Great news for working parents!
Chancellor George Osbourne is set to announce a tax break of up to £2, 000 for working parents in tomorrow’s budget. It’s not a lot, but it’s more than was expected and surely, in the current economic climate, every little helps right?
The new scheme which will replace the existing employer backed voucher scheme will see parents opening a childcare account where they’ll pay up to 80% of childcare costs while the government makes up the remaining 20%.
Parents are expected to make savings of approximately £2, 000, an increase from the initially proposed £1, 200 and it will apply to all children under the age of 12.
The move is thought to be part of an effort by the conservatives to woo parents by helping with childcare costs, an issue that has been proven to be of great concern to voters.
A recent report showed that most Britons on an average spent more on childcare than their mortgages annually. British parents also pay more for childcare than any other country in the EU.
Barnardo’s assistant director of policy and research, Jonathan Rallings, said research showed that poorer children could find themselves 15 months behind by the time they started school.
“Today marks a victory for the UK’s most disadvantaged children, on which the Government should be congratulated,” he said.
“We now look forward them boosting the nursery premium over time so that it eventually reaches the same level as the Pupil Premium.”
As usual, Labour had doubts about the timeliness of the proposals. Talking to the Evening Standard, Shadow minister for children Lucy Powell said: “David Cameron has cut support for children and families by £15 billion since he came to office.

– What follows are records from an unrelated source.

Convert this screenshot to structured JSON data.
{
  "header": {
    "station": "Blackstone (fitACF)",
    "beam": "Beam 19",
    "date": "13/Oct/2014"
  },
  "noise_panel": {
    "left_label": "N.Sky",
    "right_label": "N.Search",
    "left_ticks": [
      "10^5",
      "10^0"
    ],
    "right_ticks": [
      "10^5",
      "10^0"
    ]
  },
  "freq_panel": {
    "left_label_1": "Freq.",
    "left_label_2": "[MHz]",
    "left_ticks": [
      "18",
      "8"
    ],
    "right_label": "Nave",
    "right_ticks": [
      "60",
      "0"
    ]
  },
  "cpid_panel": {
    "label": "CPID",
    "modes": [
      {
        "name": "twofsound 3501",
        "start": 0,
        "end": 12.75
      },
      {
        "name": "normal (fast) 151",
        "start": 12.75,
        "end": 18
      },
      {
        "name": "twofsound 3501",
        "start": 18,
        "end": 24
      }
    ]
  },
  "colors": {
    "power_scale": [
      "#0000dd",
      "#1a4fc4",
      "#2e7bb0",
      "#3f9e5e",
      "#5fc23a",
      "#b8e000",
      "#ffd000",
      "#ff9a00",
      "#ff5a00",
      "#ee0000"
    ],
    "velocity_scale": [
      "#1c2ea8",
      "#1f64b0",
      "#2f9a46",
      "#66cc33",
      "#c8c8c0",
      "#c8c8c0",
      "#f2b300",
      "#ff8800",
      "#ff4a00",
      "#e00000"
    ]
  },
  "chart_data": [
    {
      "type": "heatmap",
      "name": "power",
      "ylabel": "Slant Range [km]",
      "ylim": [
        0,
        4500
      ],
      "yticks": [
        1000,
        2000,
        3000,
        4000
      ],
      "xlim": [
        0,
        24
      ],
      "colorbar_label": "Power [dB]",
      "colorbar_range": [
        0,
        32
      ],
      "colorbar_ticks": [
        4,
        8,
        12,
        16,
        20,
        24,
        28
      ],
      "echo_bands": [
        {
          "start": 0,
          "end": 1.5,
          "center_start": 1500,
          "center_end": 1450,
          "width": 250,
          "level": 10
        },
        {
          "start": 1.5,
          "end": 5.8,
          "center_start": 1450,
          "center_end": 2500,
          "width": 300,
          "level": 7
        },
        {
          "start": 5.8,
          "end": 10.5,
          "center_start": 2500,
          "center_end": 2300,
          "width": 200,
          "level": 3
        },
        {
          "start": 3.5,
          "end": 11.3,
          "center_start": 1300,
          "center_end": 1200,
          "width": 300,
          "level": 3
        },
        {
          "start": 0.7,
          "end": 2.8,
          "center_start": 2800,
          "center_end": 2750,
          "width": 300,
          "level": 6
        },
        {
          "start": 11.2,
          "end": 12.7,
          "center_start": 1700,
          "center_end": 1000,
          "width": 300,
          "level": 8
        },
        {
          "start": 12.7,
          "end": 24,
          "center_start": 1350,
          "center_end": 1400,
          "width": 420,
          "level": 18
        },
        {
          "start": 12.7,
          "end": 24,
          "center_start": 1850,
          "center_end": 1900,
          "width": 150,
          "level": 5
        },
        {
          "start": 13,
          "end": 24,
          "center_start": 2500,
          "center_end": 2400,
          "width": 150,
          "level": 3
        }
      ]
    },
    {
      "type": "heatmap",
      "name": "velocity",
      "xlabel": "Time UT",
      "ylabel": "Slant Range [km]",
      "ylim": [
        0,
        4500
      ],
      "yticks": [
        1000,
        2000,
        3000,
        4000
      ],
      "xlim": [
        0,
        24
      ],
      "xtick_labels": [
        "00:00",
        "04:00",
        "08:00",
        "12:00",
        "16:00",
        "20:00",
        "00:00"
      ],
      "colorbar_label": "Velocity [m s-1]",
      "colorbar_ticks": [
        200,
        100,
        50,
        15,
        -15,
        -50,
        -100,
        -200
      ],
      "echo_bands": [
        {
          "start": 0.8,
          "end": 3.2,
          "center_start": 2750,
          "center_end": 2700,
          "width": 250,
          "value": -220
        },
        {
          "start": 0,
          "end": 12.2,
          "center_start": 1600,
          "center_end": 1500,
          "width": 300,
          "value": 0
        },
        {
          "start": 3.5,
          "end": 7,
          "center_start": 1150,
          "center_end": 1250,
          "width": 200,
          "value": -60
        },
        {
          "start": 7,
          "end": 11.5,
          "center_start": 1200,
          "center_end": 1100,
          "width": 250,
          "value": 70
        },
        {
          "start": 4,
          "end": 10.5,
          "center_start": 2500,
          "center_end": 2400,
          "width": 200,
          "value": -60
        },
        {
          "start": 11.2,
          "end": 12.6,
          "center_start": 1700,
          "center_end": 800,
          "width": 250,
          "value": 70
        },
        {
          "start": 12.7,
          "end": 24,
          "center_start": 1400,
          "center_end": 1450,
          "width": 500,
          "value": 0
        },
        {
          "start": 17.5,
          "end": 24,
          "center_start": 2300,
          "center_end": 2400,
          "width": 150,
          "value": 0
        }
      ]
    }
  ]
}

“And today he confirms that no help will arrive until after the election. This is too little too late.
“Of course any childcare support is welcome but this Government has done nothing in this Parliament to help parents experiencing a cost-of-living crisis.
The Prime Minister who made a joint appearance today with deputy Prime Minister Nick Clegg defended the proposal saying, it would “help millions of hard-pressed families with their childcare costs and provide financial security for the future”.
Don’t make any plans for those savings yet though, as they are not coming into effect until after the elections.